The Benton did a good job in gathering a group of things from the series and interpreting them with clarity and, I have to say, urgency, as the FBI is up to its old tricks again and worse, given its immersion in politics rather than law enforcement. An upcoming show of the work of the Bosnian artist Amir Berbic sounds promising. He spent a year with his family in the 1990s living in a refugee camp in Denmark during the Balkans war. It’s not a celebration of illegal immigration but, rather, a probing, cogent look at the upheaval of refugee life.

Neri di Bicci (1418–92), The Martyrdom of St. Apollonia, c. 1458–59. Tempera on panel. 8 3/8 in. x 20 1/2 in. (21.27 cm. x 52.07 cm). (Gift of the Samuel H. Kress Foundation, 1961)

The Benton has a strong collection of Native American textiles and ceramics. It is also, I was surprised to see, the recipient of Old Masters from the Kress Foundation. In the early 1960s, the foundation placed hundreds of Old Masters collected by Samuel Kress in out-of-the-way museums.
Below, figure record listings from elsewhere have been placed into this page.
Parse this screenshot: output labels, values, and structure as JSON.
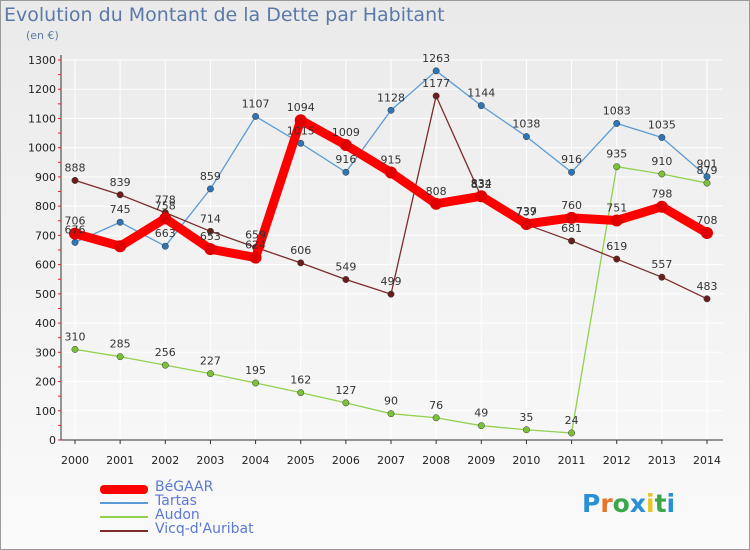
{
  "header": {
    "title": "Evolution du Montant de la Dette par Habitant",
    "unit": "(en €)"
  },
  "logo": {
    "text": "Proxiti",
    "letter_colors": [
      "#2a8fd6",
      "#e8762a",
      "#3aa84a",
      "#2a8fd6",
      "#e8c62a",
      "#3aa84a",
      "#2a8fd6"
    ]
  },
  "chart_data": {
    "type": "line",
    "x": [
      "2000",
      "2001",
      "2002",
      "2003",
      "2004",
      "2005",
      "2006",
      "2007",
      "2008",
      "2009",
      "2010",
      "2011",
      "2012",
      "2013",
      "2014"
    ],
    "ylim": [
      0,
      1300
    ],
    "yticks": [
      0,
      100,
      200,
      300,
      400,
      500,
      600,
      700,
      800,
      900,
      1000,
      1100,
      1200,
      1300
    ],
    "grid": true,
    "legend_position": "bottom-left",
    "series": [
      {
        "name": "Tartas",
        "color": "#5b9bd5",
        "marker": "#2e75b6",
        "values": [
          676,
          745,
          663,
          859,
          1107,
          1015,
          916,
          1128,
          1263,
          1144,
          1038,
          916,
          1083,
          1035,
          901
        ]
      },
      {
        "name": "Audon",
        "color": "#92d050",
        "marker": "#7cc13a",
        "values": [
          310,
          285,
          256,
          227,
          195,
          162,
          127,
          90,
          76,
          49,
          35,
          24,
          935,
          910,
          879
        ]
      },
      {
        "name": "Vicq-d'Auribat",
        "color": "#7b2c2c",
        "marker": "#6b1e1e",
        "values": [
          888,
          839,
          778,
          714,
          659,
          606,
          549,
          499,
          1177,
          832,
          737,
          681,
          619,
          557,
          483
        ]
      },
      {
        "name": "BéGAAR",
        "color": "#ff0000",
        "marker": "#e00000",
        "values": [
          706,
          663,
          758,
          653,
          624,
          1094,
          1009,
          915,
          808,
          834,
          739,
          760,
          751,
          798,
          708
        ]
      }
    ],
    "labels": [
      {
        "v": 706
      },
      {
        "v": 676
      },
      {
        "v": 745
      },
      {
        "v": 663
      },
      {
        "v": 758
      },
      {
        "v": 653
      },
      {
        "v": 859
      },
      {
        "v": 1107
      },
      {
        "v": 1094
      },
      {
        "v": 1015
      },
      {
        "v": 1009
      },
      {
        "v": 916
      },
      {
        "v": 1128
      },
      {
        "v": 915
      },
      {
        "v": 1263
      },
      {
        "v": 1177
      },
      {
        "v": 808
      },
      {
        "v": 1144
      },
      {
        "v": 834
      },
      {
        "v": 832
      },
      {
        "v": 1038
      },
      {
        "v": 739
      },
      {
        "v": 737
      },
      {
        "v": 916
      },
      {
        "v": 760
      },
      {
        "v": 681
      },
      {
        "v": 1083
      },
      {
        "v": 935
      },
      {
        "v": 751
      },
      {
        "v": 619
      },
      {
        "v": 1035
      },
      {
        "v": 910
      },
      {
        "v": 798
      },
      {
        "v": 557
      },
      {
        "v": 901
      },
      {
        "v": 879
      },
      {
        "v": 708
      },
      {
        "v": 483
      },
      {
        "v": 888
      },
      {
        "v": 839
      },
      {
        "v": 778
      },
      {
        "v": 714
      },
      {
        "v": 659
      },
      {
        "v": 606
      },
      {
        "v": 549
      },
      {
        "v": 499
      },
      {
        "v": 624
      },
      {
        "v": 310
      },
      {
        "v": 285
      },
      {
        "v": 256
      },
      {
        "v": 227
      },
      {
        "v": 195
      },
      {
        "v": 162
      },
      {
        "v": 127
      },
      {
        "v": 90
      },
      {
        "v": 76
      },
      {
        "v": 49
      },
      {
        "v": 35
      },
      {
        "v": 24
      }
    ]
  },
  "legend": {
    "items": [
      {
        "label": "BéGAAR",
        "color": "#ff0000"
      },
      {
        "label": "Tartas",
        "color": "#5b9bd5"
      },
      {
        "label": "Audon",
        "color": "#92d050"
      },
      {
        "label": "Vicq-d'Auribat",
        "color": "#7b2c2c"
      }
    ]
  }
}
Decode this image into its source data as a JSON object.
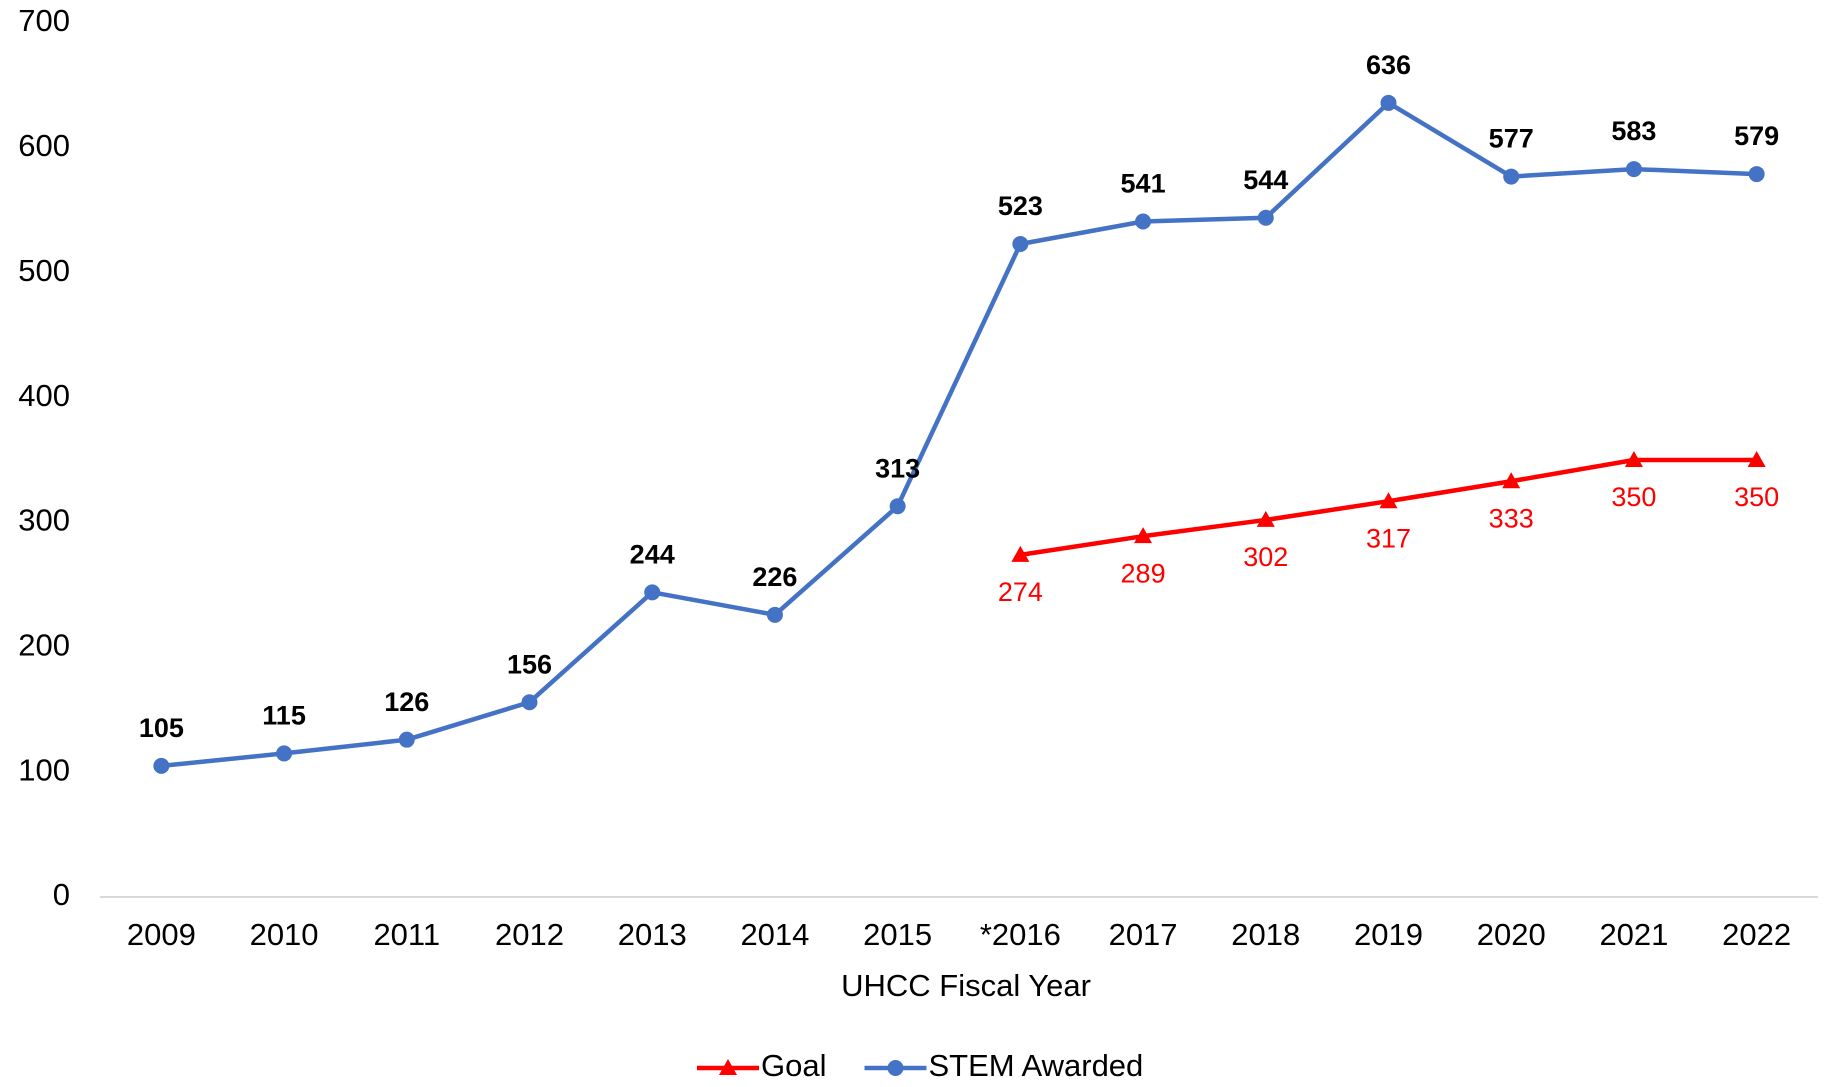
{
  "chart_data": {
    "type": "line",
    "x_label": "UHCC Fiscal Year",
    "categories": [
      "2009",
      "2010",
      "2011",
      "2012",
      "2013",
      "2014",
      "2015",
      "*2016",
      "2017",
      "2018",
      "2019",
      "2020",
      "2021",
      "2022"
    ],
    "series": [
      {
        "name": "Goal",
        "color": "#ff0000",
        "marker": "triangle",
        "values": [
          null,
          null,
          null,
          null,
          null,
          null,
          null,
          274,
          289,
          302,
          317,
          333,
          350,
          350
        ]
      },
      {
        "name": "STEM Awarded",
        "color": "#4472c4",
        "marker": "circle",
        "values": [
          105,
          115,
          126,
          156,
          244,
          226,
          313,
          523,
          541,
          544,
          636,
          577,
          583,
          579
        ]
      }
    ],
    "ylim": [
      0,
      700
    ],
    "yticks": [
      0,
      100,
      200,
      300,
      400,
      500,
      600,
      700
    ],
    "grid": false,
    "legend": "bottom"
  }
}
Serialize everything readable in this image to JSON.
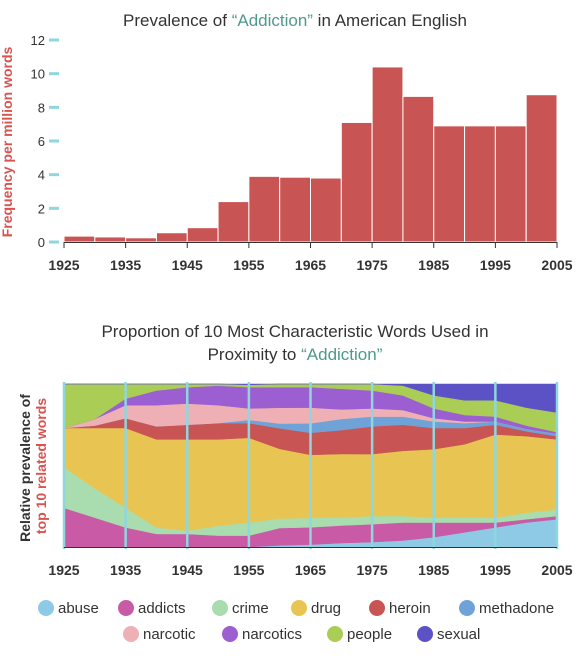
{
  "colors": {
    "accent": "#4e9a8c",
    "ylabel_accent": "#d9534f",
    "tick_mark": "#8fd6df",
    "bar": "#c95454",
    "text": "#333333"
  },
  "chart_data": [
    {
      "type": "bar",
      "title_prefix": "Prevalence of ",
      "title_highlight": "“Addiction”",
      "title_suffix": " in American English",
      "ylabel": "Frequency per million words",
      "xlabel": "",
      "ylim": [
        0,
        12
      ],
      "yticks": [
        "0",
        "2",
        "4",
        "6",
        "8",
        "10",
        "12"
      ],
      "xtick_labels": [
        "1925",
        "1935",
        "1945",
        "1955",
        "1965",
        "1975",
        "1985",
        "1995",
        "2005"
      ],
      "bins": [
        {
          "start": 1925,
          "end": 1930,
          "value": 0.35
        },
        {
          "start": 1930,
          "end": 1935,
          "value": 0.3
        },
        {
          "start": 1935,
          "end": 1940,
          "value": 0.25
        },
        {
          "start": 1940,
          "end": 1945,
          "value": 0.55
        },
        {
          "start": 1945,
          "end": 1950,
          "value": 0.85
        },
        {
          "start": 1950,
          "end": 1955,
          "value": 2.4
        },
        {
          "start": 1955,
          "end": 1960,
          "value": 3.9
        },
        {
          "start": 1960,
          "end": 1965,
          "value": 3.85
        },
        {
          "start": 1965,
          "end": 1970,
          "value": 3.8
        },
        {
          "start": 1970,
          "end": 1975,
          "value": 7.1
        },
        {
          "start": 1975,
          "end": 1980,
          "value": 10.4
        },
        {
          "start": 1980,
          "end": 1985,
          "value": 8.65
        },
        {
          "start": 1985,
          "end": 1990,
          "value": 6.9
        },
        {
          "start": 1990,
          "end": 1995,
          "value": 6.9
        },
        {
          "start": 1995,
          "end": 2000,
          "value": 6.9
        },
        {
          "start": 2000,
          "end": 2005,
          "value": 8.75
        }
      ]
    },
    {
      "type": "area",
      "stacked": "100%",
      "title_line1": "Proportion of 10 Most Characteristic Words Used in",
      "title_line2_prefix": "Proximity to ",
      "title_line2_highlight": "“Addiction”",
      "ylabel_line1": "Relative prevalence of",
      "ylabel_line2": "top 10 related words",
      "xtick_labels": [
        "1925",
        "1935",
        "1945",
        "1955",
        "1965",
        "1975",
        "1985",
        "1995",
        "2005"
      ],
      "x": [
        1925,
        1930,
        1935,
        1940,
        1945,
        1950,
        1955,
        1960,
        1965,
        1970,
        1975,
        1980,
        1985,
        1990,
        1995,
        2000,
        2005
      ],
      "legend_position": "bottom",
      "series": [
        {
          "name": "abuse",
          "color": "#8ecae6",
          "values": [
            0,
            0,
            0,
            0,
            0,
            0,
            0,
            1,
            1.5,
            2.5,
            3,
            4,
            6,
            9,
            12,
            15,
            17
          ]
        },
        {
          "name": "addicts",
          "color": "#c95ba6",
          "values": [
            24,
            18,
            12,
            8,
            8,
            7,
            7,
            11,
            11,
            11,
            11,
            11,
            9,
            6,
            3,
            2,
            2
          ]
        },
        {
          "name": "crime",
          "color": "#a9dcae",
          "values": [
            25,
            18,
            12,
            4,
            2,
            6,
            8,
            6,
            6,
            5,
            5,
            4,
            3,
            3,
            3,
            4,
            4
          ]
        },
        {
          "name": "drug",
          "color": "#e8c552",
          "values": [
            24,
            37,
            49,
            54,
            56,
            53,
            52,
            44,
            40,
            40,
            38,
            40,
            42,
            45,
            51,
            47,
            43
          ]
        },
        {
          "name": "heroin",
          "color": "#c95454",
          "values": [
            0,
            1.5,
            6,
            8,
            9,
            10,
            9,
            13,
            14,
            15,
            17,
            16,
            13,
            10,
            6,
            3,
            2
          ]
        },
        {
          "name": "methadone",
          "color": "#6fa3d8",
          "values": [
            0,
            0,
            0,
            0,
            0,
            0,
            2,
            3,
            6,
            7,
            6,
            5,
            4,
            3,
            2,
            1.5,
            1.5
          ]
        },
        {
          "name": "narcotic",
          "color": "#eeb0b4",
          "values": [
            0,
            4,
            8,
            13,
            13,
            11,
            7,
            10,
            10,
            6,
            5,
            4,
            2,
            1,
            0,
            0,
            0
          ]
        },
        {
          "name": "narcotics",
          "color": "#9b5fd1",
          "values": [
            0,
            0,
            4,
            9,
            10,
            12,
            13,
            13,
            13,
            13,
            11,
            9,
            6,
            4,
            3,
            2,
            1
          ]
        },
        {
          "name": "people",
          "color": "#aacd55",
          "values": [
            27,
            21.5,
            9,
            4,
            2,
            1,
            1.5,
            2,
            2,
            3,
            4,
            6,
            8,
            9,
            10,
            11,
            12
          ]
        },
        {
          "name": "sexual",
          "color": "#5c52c6",
          "values": [
            0,
            0,
            0,
            0,
            0,
            0,
            0.5,
            0,
            0,
            0,
            0,
            1,
            7,
            10,
            10,
            14.5,
            17.5
          ]
        }
      ]
    }
  ]
}
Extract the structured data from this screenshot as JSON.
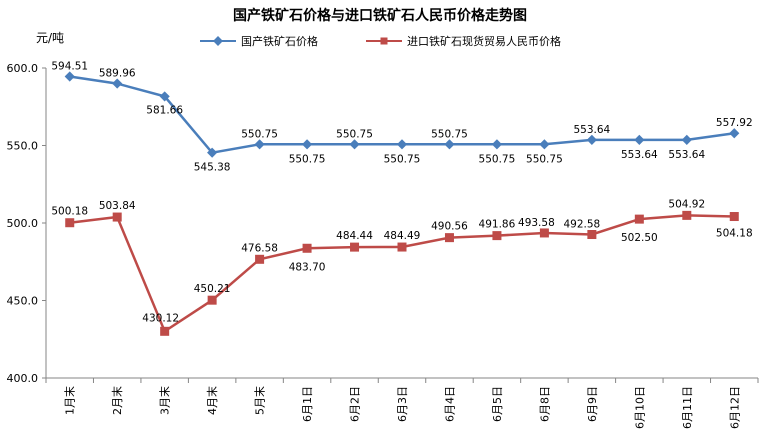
{
  "chart_data": {
    "type": "line",
    "title": "国产铁矿石价格与进口铁矿石人民币价格走势图",
    "unit_label": "元/吨",
    "categories": [
      "1月末",
      "2月末",
      "3月末",
      "4月末",
      "5月末",
      "6月1日",
      "6月2日",
      "6月3日",
      "6月4日",
      "6月5日",
      "6月8日",
      "6月9日",
      "6月10日",
      "6月11日",
      "6月12日"
    ],
    "ylim": [
      400,
      600
    ],
    "yticks": [
      "400.0",
      "450.0",
      "500.0",
      "550.0",
      "600.0"
    ],
    "grid": false,
    "legend_position": "top",
    "series": [
      {
        "name": "国产铁矿石价格",
        "color": "#4a7ebb",
        "marker": "diamond",
        "values": [
          594.51,
          589.96,
          581.66,
          545.38,
          550.75,
          550.75,
          550.75,
          550.75,
          550.75,
          550.75,
          550.75,
          553.64,
          553.64,
          553.64,
          557.92
        ],
        "labels": [
          "594.51",
          "589.96",
          "581.66",
          "545.38",
          "550.75",
          "550.75",
          "550.75",
          "550.75",
          "550.75",
          "550.75",
          "550.75",
          "553.64",
          "553.64",
          "553.64",
          "557.92"
        ]
      },
      {
        "name": "进口铁矿石现货贸易人民币价格",
        "color": "#be4b48",
        "marker": "square",
        "values": [
          500.18,
          503.84,
          430.12,
          450.21,
          476.58,
          483.7,
          484.44,
          484.49,
          490.56,
          491.86,
          493.58,
          492.58,
          502.5,
          504.92,
          504.18
        ],
        "labels": [
          "500.18",
          "503.84",
          "430.12",
          "450.21",
          "476.58",
          "483.70",
          "484.44",
          "484.49",
          "490.56",
          "491.86",
          "493.58",
          "492.58",
          "502.50",
          "504.92",
          "504.18"
        ]
      }
    ]
  }
}
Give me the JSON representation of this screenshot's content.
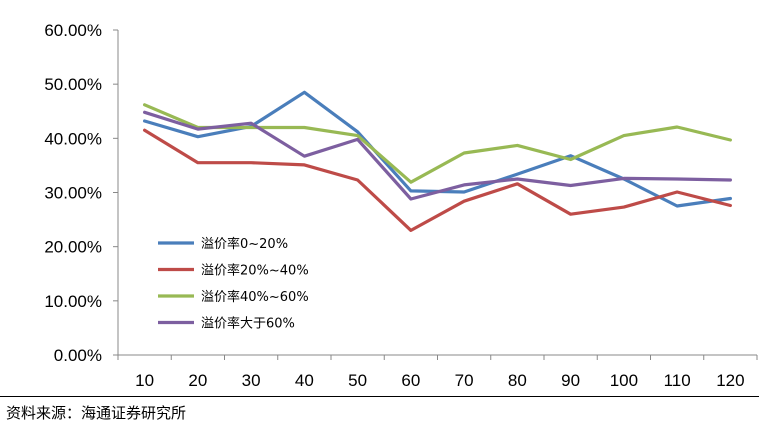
{
  "chart_data": {
    "type": "line",
    "title": "",
    "xlabel": "",
    "ylabel": "",
    "categories": [
      "10",
      "20",
      "30",
      "40",
      "50",
      "60",
      "70",
      "80",
      "90",
      "100",
      "110",
      "120"
    ],
    "ylim": [
      0,
      60
    ],
    "yticks": [
      "0.00%",
      "10.00%",
      "20.00%",
      "30.00%",
      "40.00%",
      "50.00%",
      "60.00%"
    ],
    "grid": false,
    "legend_position": "left-middle",
    "series": [
      {
        "name": "溢价率0~20%",
        "color": "#4a7ebb",
        "values": [
          43.2,
          40.3,
          42.2,
          48.5,
          41.2,
          30.3,
          30.1,
          33.4,
          36.8,
          32.5,
          27.5,
          28.9
        ]
      },
      {
        "name": "溢价率20%~40%",
        "color": "#be4b48",
        "values": [
          41.5,
          35.5,
          35.5,
          35.1,
          32.3,
          23.0,
          28.4,
          31.6,
          26.0,
          27.3,
          30.1,
          27.6
        ]
      },
      {
        "name": "溢价率40%~60%",
        "color": "#98b954",
        "values": [
          46.2,
          42.0,
          42.0,
          42.0,
          40.5,
          31.9,
          37.3,
          38.7,
          36.1,
          40.5,
          42.1,
          39.7
        ]
      },
      {
        "name": "溢价率大于60%",
        "color": "#7d5fa0",
        "values": [
          44.8,
          41.7,
          42.8,
          36.7,
          39.8,
          28.8,
          31.4,
          32.5,
          31.3,
          32.6,
          32.5,
          32.3
        ]
      }
    ]
  },
  "footer": {
    "source": "资料来源：海通证券研究所"
  }
}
I saw a very good martyrdom painting by Neri di Bicci from the 1450s.

My advice to the museum is to become an open, curious place highlighting the best art rather than kooky PC irrelevancies. The art-history department at the college is good.

The department chair specializes in the art of medieval and Renaissance Genoa. The five colleges have, together, a great studio-art program. Victoria Sancho Lobis is the director of the Benton and a professor in the department. She’s a solid, serious scholar. She comes from a print background, specifically Dutch and Flemish prints, and that’s not a field for faddish people. Her taste is catholic, which is a big plus.

One of my pet corns is directors and curators who only want to do exhibitions related to the subjects of their dissertations. How blinkered and boring, and what a disservice to students. The new building, of course, is a tribute to Lobis, too, since, as director, she led the charge.

I think Scripps has a small art collection, too. Women’s schools often have fine collections. Certainly Smith, Vassar, and Mount Holyoke have lovely museums.

In my parents’ era, if a couple collected art, the wife drove the collection. With women usually outliving their husbands, the art often went to the museum at the college the widow attended, unless it was very valuable, in which case Yale, Harvard, Dartmouth, or Princeton would likely find a way to hook it and pull it in. Over time, I hope Scripps sends its art to the Benton.

I have high hopes for this new museum. Nothing succeeds like success.